The two reports were conducted by Physicians for Human Rights, in collaboration with the University of Chicago Law School’s Global Human Rights Clinic and Physicians for Human Rights — Israel.

Researchers highlighted Israel’s “deliberate intention of preventing births among Palestinians, meeting the legal criteria of the Genocide Convention.”

The reports build on earlier findings by PHR’s Israel branch. They place the testimonies of pregnant women and new mothers within the context of health data and field reports, which recorded “2,600 miscarriages, 220 pregnancy-related deaths, 1,460 premature births, over 1,700 underweight newborns, and over 2,500 infants requiring neonatal intensive care” between January and June 2025.

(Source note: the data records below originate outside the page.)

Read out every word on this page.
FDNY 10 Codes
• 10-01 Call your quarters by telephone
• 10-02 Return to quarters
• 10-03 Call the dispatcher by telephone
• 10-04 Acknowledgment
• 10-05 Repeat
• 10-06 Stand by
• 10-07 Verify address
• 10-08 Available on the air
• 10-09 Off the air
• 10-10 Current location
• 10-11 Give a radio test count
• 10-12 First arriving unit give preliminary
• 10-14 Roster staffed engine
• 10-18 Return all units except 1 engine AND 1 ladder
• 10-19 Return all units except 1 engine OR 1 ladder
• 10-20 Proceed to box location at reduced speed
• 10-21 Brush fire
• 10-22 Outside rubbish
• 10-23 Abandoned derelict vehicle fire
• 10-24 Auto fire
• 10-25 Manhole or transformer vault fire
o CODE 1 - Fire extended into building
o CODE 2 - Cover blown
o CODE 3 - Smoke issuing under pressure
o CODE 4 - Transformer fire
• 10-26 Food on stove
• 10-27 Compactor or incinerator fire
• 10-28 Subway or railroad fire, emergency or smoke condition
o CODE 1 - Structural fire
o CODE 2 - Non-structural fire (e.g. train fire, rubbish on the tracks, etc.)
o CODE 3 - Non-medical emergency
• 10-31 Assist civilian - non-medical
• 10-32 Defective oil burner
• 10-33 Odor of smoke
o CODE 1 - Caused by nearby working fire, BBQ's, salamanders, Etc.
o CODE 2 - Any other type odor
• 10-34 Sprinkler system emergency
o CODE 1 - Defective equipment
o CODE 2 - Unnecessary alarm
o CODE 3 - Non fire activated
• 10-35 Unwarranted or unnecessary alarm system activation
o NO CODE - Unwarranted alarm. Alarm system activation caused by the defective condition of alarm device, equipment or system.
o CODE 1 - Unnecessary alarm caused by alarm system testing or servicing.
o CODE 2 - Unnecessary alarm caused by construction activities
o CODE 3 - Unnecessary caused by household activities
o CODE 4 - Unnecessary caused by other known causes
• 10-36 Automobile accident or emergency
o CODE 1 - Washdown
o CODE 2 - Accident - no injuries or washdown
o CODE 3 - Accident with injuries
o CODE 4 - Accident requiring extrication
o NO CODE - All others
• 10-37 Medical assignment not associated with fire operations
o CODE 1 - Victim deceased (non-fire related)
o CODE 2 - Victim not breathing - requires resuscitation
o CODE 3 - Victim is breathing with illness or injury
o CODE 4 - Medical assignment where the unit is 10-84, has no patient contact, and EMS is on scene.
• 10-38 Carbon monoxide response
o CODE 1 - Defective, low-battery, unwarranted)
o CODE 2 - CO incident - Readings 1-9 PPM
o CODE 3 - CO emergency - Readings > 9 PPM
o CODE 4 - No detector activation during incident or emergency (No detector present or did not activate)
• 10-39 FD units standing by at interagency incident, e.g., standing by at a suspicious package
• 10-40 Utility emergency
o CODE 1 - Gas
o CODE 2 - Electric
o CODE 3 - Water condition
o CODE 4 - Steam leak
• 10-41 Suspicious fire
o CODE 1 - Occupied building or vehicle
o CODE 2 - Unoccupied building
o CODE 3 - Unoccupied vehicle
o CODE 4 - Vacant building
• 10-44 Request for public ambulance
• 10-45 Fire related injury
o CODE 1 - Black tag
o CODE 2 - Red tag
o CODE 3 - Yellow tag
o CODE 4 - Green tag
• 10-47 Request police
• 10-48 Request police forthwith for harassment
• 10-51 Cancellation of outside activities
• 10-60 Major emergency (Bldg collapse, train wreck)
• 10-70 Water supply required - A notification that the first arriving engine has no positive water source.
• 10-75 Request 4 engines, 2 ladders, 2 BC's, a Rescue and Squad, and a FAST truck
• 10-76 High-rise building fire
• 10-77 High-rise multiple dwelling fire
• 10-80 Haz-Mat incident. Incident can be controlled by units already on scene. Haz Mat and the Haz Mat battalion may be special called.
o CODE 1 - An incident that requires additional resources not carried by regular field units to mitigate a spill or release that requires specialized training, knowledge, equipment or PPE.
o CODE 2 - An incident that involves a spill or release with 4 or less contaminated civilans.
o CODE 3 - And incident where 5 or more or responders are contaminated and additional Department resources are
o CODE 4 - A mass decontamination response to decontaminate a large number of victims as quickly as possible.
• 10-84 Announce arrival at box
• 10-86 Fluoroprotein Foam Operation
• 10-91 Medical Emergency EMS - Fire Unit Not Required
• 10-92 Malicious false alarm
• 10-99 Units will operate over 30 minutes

PHRI’s Lama Bakri, a psychologist and project manager, said: “These figures represent a shocking deterioration from pre-war ‘normalcy,’ and are the direct result of war trauma, starvation, displacement and the collapse of maternal healthcare.

“These conditions endanger both mothers and their unborn babies, newborns, and breastfed infants, and will have consequences for generations, permanently altering families.”

She added: “Beyond the numbers, what emerges in this report are the women themselves, their voices, choices and lived realities, confronting impossible dilemmas that statistics alone cannot fully capture.”

Maternal and newborn care in Gaza has been damaged by Israel’s destruction of health infrastructure, as well as fuel shortages, blocked medical supplies, mass displacement and relentless bombardment.

As a result, survival in Gaza’s overcrowded tent encampments has become the sole option for pregnant women and new mothers.

During the first six months of Israel’s war on the territory, more than 6,000 mothers were killed, at an average of two every hour, according to UN Women estimates.

It is also believed that about 150,000 pregnant women and new mothers have been forcibly displaced by the conflict.

In the first months of last year, just 17,000 births were recorded in Gaza, a 41 percent fall compared to the same period in 2022.

The researchers examined Israel’s apparent strategy to undermine Palestinian births, highlighting a targeted strike in December 2023 on the Al-Basma IVF clinic.

The attack on Gaza’s largest fertility center destroyed about 5,000 reproductive specimens and ended a pattern of 70-100 IVF procedures each month.

The strike was deliberately designed to target the reproductive potential of Palestinians, the Independent International Commission of Inquiry later found.

“Reproductive violence constitutes a violation under international law; when carried out systematically and with them intent to destroy, it falls within the definition of genocide of the Genocide Convention,” the reports said.

“The destruction of maternal care in Gaza reflects the deliberate infliction of conditions of life calculated to bring about the destruction of the Palestinian people, in whole or in part.”